Last
week I met a painter in New Hampshire who had set up his easel beside a river,
though his back faced the water and he was painting the row of maples that paralleled
the nearby road. It was mid-morning on a clear autumn day. The yellow leaves,
when I looked at them more carefully, were not merely yellow but white and
green and almost silver as they shimmered in the breeze. “I’m painting light,
really,” he said. His canvas was small, about the size and shape of a license
plate, and he worked in oils. The trunk of the closest maple was on the right
side of the canvas. The middle was a muted patchwork of yellow, white, green
and pale yellow-gray simulating silver but not at all metallic. In isolation this
central part of the painting looked like an abstraction or the birth of a
galaxy.
I
asked him to name some of the painters he most enjoyed, and he mentioned Willard
Metcalf, who painted Early October, and
John Singer Sargent. I asked if he liked Fairfield Porter, one of my favorite
painters, and he said, “Oh, yes. You know him?” He seemed surprised. “Painting
light is the most difficult thing,” he said, “but it is also the most beautiful.”

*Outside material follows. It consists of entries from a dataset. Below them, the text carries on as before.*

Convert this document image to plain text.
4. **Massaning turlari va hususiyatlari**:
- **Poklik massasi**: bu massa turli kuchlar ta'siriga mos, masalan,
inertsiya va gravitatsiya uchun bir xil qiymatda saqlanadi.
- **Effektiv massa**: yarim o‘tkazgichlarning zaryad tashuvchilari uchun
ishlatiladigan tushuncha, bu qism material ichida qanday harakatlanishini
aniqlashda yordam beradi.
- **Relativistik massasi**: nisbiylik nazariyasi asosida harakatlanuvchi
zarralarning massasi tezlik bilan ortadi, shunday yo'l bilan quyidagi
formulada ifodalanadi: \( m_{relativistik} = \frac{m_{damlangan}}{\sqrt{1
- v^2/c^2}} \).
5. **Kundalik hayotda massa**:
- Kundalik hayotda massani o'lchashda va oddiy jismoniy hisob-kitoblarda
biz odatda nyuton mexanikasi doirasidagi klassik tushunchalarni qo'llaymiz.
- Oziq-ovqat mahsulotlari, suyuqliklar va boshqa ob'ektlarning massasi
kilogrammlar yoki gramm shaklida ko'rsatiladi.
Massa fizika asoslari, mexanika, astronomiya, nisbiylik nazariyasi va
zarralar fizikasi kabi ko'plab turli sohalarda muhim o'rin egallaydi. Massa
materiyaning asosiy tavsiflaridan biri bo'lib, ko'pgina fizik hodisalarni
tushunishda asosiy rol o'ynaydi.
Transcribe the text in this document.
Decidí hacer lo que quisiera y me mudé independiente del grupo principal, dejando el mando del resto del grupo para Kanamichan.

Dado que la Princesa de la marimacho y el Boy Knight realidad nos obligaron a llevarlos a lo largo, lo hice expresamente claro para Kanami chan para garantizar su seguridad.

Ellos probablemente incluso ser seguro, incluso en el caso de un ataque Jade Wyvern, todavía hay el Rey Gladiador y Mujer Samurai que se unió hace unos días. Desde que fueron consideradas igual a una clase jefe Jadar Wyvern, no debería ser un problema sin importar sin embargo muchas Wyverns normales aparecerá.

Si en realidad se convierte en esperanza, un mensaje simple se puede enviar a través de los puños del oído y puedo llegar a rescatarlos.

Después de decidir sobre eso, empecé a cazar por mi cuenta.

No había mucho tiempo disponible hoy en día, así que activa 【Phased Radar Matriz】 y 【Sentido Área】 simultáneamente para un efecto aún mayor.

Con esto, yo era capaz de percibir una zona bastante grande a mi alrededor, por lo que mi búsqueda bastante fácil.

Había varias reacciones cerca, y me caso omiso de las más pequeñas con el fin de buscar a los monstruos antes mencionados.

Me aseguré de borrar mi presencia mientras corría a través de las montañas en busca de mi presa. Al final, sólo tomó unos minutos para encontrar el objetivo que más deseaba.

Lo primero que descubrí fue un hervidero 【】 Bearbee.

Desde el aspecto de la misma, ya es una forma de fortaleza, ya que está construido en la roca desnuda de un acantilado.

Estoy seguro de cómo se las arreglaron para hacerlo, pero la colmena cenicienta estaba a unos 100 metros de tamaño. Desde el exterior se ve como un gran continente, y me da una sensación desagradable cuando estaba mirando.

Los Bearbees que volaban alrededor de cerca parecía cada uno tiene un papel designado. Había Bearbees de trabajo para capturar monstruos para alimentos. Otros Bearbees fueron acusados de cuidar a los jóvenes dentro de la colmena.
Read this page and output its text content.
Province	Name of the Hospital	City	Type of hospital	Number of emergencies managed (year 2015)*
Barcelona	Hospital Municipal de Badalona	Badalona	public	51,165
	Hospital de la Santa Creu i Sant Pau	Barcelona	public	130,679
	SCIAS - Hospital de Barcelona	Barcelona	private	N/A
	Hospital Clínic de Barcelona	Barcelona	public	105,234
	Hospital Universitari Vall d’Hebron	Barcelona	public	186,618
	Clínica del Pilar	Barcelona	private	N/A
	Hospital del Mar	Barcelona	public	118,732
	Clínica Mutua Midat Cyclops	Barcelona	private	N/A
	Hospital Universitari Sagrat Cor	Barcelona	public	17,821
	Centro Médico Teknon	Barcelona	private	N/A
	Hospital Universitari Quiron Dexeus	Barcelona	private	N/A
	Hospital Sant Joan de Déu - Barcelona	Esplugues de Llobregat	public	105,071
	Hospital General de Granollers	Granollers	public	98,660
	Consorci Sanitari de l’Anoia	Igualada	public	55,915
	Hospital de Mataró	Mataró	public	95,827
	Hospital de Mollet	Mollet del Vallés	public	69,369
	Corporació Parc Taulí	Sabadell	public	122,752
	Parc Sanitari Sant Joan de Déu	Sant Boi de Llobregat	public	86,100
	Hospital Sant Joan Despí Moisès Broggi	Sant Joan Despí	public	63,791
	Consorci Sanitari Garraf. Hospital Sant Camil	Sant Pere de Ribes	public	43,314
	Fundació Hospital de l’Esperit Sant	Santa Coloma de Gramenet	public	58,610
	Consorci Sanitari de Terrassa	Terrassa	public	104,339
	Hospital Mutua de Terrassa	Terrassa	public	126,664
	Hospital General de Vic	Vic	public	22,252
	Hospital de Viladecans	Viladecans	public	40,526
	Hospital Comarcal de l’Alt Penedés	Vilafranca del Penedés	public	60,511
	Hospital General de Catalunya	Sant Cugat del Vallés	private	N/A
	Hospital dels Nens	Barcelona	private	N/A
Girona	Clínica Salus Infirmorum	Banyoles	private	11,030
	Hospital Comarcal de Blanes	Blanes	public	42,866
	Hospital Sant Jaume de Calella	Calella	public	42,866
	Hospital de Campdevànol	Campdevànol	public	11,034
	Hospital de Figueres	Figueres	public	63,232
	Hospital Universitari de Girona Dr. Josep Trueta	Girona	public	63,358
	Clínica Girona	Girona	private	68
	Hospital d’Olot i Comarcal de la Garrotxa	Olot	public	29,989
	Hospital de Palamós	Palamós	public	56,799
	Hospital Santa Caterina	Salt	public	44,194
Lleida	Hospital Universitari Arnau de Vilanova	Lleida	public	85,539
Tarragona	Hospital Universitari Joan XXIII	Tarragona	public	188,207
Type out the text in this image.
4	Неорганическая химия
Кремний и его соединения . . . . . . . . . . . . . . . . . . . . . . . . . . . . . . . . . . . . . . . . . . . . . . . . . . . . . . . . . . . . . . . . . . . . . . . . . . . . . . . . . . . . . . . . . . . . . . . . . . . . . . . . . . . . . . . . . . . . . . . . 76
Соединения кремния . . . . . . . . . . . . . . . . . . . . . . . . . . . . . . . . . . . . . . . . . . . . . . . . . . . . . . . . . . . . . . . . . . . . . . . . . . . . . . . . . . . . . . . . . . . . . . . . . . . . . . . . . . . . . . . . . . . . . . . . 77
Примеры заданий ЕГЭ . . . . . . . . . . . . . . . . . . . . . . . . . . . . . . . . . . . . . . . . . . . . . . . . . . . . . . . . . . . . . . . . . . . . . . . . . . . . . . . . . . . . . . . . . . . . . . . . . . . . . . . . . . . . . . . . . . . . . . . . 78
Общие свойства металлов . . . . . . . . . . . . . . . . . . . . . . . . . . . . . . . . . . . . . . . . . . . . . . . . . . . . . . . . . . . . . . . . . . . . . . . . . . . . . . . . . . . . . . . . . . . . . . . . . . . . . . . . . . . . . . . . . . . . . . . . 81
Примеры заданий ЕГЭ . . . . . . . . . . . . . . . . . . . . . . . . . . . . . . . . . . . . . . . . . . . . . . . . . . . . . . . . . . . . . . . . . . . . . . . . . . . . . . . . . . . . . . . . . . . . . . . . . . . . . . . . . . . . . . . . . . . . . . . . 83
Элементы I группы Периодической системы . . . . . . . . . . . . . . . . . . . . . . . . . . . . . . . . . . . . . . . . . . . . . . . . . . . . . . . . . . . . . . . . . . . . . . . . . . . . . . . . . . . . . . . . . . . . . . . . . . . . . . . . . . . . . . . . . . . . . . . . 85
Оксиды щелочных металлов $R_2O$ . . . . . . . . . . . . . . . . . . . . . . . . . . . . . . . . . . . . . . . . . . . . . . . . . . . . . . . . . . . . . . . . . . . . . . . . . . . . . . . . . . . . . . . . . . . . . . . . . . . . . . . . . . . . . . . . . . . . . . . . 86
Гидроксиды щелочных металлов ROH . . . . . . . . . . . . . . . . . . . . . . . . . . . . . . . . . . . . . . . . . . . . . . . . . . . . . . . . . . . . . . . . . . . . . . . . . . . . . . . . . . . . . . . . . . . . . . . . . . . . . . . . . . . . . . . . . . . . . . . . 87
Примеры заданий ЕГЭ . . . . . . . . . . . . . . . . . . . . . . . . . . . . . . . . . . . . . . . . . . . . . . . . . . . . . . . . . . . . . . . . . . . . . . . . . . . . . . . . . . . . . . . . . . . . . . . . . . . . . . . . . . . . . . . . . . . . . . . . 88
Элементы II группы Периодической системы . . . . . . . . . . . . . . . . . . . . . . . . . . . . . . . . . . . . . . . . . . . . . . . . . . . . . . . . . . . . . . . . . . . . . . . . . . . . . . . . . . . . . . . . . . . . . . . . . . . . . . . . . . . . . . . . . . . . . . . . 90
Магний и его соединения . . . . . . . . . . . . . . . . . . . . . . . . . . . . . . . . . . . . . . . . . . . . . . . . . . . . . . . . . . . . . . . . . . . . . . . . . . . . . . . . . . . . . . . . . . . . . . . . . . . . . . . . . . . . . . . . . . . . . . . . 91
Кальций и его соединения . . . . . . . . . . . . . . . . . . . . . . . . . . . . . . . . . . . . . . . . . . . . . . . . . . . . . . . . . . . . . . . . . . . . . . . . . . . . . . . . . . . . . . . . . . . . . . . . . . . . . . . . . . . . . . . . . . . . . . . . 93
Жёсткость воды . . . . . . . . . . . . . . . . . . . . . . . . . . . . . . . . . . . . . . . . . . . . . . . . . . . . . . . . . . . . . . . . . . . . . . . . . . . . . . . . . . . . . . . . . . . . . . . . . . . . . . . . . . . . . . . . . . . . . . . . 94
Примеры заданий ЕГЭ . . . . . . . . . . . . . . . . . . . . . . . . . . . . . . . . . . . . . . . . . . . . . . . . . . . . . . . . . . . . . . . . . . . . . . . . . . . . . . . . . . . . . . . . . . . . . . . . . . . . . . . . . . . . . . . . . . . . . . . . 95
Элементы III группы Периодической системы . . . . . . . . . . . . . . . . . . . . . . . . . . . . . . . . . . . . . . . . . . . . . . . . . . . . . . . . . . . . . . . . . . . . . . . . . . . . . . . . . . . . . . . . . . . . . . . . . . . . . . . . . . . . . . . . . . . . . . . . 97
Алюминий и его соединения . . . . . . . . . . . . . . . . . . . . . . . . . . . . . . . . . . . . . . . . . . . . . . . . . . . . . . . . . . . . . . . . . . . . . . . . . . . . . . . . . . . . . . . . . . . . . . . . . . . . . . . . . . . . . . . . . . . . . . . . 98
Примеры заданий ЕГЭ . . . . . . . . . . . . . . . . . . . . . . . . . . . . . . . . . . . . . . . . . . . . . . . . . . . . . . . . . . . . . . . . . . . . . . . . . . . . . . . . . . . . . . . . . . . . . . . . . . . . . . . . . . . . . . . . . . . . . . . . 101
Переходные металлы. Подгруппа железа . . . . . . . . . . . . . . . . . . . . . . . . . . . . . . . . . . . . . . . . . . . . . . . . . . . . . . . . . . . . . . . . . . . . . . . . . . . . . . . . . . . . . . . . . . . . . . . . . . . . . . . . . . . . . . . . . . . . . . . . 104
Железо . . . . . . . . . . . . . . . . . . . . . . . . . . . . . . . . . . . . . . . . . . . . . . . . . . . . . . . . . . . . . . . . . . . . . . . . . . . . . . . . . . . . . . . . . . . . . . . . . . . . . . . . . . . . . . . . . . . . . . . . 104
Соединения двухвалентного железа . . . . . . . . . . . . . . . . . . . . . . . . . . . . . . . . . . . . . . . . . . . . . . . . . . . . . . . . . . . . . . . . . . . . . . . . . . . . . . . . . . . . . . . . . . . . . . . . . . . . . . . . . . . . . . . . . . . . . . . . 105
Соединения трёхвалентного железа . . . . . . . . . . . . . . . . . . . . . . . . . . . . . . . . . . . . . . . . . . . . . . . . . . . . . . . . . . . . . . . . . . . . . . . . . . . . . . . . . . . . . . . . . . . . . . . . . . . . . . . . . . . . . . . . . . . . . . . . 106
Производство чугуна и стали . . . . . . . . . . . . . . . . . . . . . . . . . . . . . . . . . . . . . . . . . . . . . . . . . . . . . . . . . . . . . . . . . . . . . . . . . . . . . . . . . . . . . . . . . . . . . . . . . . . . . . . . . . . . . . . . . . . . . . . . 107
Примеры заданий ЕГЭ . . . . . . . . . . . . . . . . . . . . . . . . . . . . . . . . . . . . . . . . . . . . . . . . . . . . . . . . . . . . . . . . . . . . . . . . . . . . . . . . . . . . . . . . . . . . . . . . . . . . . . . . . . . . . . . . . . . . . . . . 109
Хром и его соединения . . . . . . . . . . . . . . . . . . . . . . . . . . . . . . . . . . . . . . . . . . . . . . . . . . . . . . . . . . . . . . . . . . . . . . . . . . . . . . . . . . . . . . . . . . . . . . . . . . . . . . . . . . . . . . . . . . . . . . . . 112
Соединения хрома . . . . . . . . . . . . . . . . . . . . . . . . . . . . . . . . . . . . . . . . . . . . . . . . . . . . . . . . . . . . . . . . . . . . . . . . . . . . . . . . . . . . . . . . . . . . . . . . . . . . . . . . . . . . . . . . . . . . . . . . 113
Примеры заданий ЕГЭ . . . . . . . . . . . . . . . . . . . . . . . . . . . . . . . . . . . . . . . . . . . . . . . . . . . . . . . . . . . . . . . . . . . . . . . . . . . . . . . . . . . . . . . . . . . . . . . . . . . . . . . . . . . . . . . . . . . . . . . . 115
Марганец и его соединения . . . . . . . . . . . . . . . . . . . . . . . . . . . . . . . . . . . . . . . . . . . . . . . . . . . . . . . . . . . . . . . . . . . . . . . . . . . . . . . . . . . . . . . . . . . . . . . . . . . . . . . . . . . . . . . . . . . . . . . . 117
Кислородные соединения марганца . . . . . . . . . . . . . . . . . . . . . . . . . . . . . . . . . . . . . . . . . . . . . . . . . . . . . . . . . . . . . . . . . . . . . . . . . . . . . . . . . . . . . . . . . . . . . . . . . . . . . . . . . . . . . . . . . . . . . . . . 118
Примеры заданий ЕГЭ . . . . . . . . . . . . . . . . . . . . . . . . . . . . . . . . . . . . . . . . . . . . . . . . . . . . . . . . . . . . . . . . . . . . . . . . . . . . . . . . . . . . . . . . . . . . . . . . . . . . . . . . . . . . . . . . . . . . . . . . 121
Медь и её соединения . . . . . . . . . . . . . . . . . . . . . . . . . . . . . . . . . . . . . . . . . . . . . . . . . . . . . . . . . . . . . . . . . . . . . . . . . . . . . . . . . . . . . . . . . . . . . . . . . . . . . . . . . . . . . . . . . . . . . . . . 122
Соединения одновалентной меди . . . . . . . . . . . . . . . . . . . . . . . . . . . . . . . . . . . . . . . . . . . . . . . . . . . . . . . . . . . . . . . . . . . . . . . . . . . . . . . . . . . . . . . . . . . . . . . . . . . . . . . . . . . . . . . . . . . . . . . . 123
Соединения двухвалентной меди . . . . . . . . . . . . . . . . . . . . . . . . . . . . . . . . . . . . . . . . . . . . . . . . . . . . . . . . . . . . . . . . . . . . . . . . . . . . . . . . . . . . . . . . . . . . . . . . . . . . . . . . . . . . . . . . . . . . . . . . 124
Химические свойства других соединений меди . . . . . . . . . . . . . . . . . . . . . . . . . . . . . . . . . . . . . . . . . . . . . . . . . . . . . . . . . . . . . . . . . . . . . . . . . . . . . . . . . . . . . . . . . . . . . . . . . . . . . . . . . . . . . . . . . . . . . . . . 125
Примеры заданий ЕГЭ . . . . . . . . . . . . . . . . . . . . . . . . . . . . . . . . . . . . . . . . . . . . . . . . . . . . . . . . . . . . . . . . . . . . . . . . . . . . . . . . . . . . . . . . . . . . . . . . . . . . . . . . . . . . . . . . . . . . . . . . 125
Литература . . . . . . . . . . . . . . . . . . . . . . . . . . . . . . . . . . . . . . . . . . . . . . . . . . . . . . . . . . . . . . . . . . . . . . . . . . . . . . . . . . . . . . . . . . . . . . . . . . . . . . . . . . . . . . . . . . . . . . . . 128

He spoke with great seriousness and precision, editing each word before he pronounced
it. He never stopped painting but became more talkative. For years he had
worked for a marketing firm, until he retired early and started painting
fulltime. “I hate ugliness. It exists, but I hate art that celebrates it.” He
gave me his business card. On it is a detail from a larger painting showing a
branch heavy with red apples against a blue sky, like the one that morning. I
thanked him for his time, and he thanked me and said, “There’s really no need
to emphasize the ugly, is there?”
Several
days later, in a motel room in Boston, I was reading Bad Mouth: Fugitive Papers on the Dark Side (University of
California Press, 1977), a lousy title for a sometimes interesting collection
of essays. The author is Robert M. Adams, who has a sense of humor despite
having been an academic. In “Ideas of Ugly” he writes:
“.
. . ultimate ugly is in some way global and oppressive; it doesn’t simply
repeat a single element, but has a quality of infinite variation without change
that lays a weight on the heart. The novels of Theodore Dreiser, Marxist
political rhetoric, the landscape of northern New Jersey, souvenir shops in
airports—these have the special qualities of an ugly which is at once settled
into itself, varied in its particulars, yet bound to go on and on interminably.”